I try to keep the database and Transfer-specific stuff down in a Gateway object. Gateways are meant to encapsulate interaction with an external resource, which is just what a database is. That way, if I ever need to switch out the ORM, or remove Transfer completely, I ideally only need to modify one layer of the application (the Gateways).

Lastly, as big a fan as I am of Transfer, I'm less a fan of TQL. It looks to me like the same thing could be done with normal SQL in about half the lines. Since it looks like you prefer the TQL approach, I'd be interested to hear your thoughts on its use compared to straight SQL.

On a parallel note, it appears that you're enforcing some sort of security here within the service by limiting the review by the userID. Security can always be a difficult problem to tackle, but I wondered if you had considered any alternate methods of enforcing your security rules, such as a ColdSpring AOP advice?

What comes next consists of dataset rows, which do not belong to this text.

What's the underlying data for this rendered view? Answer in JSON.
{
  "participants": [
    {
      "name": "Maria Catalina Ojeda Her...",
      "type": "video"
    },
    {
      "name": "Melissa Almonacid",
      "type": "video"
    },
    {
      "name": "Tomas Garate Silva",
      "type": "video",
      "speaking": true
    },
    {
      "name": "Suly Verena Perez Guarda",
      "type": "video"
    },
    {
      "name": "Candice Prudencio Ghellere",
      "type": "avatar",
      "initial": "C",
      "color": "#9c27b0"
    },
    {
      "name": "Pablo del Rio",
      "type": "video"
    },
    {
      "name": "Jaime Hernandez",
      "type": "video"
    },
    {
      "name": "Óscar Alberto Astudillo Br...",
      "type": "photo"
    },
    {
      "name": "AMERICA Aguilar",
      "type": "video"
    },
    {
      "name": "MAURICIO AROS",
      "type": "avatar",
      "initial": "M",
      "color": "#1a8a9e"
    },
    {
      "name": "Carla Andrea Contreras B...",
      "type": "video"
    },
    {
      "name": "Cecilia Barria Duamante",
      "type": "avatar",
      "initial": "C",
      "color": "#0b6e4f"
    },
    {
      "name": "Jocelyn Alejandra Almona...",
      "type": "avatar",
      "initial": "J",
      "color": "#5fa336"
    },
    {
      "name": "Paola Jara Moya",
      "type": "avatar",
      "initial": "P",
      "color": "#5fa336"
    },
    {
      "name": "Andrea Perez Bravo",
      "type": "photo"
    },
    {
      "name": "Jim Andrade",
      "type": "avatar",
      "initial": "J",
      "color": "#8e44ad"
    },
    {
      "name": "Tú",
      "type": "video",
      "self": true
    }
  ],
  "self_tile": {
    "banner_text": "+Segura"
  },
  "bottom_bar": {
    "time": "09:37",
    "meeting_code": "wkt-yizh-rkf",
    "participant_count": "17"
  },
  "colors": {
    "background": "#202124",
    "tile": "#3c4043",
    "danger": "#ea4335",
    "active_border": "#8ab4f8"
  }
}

Thanks, keep up the good work! I hope Mark is aggregating this into the Transfer Wiki!
# Posted By Brian Kotek | 7/8/08 9:01 AM
Thanks Brian.

For anyone following this thread, this conversation is continued here:
# Posted By Bob Silverberg | 7/8/08 10:34 AM
Great stuff. Great stuff. I am really liking this series. You are a superb writer as well.
# Posted By John Allen | 7/9/08 10:07 AM
Thanks John, that's always nice to hear.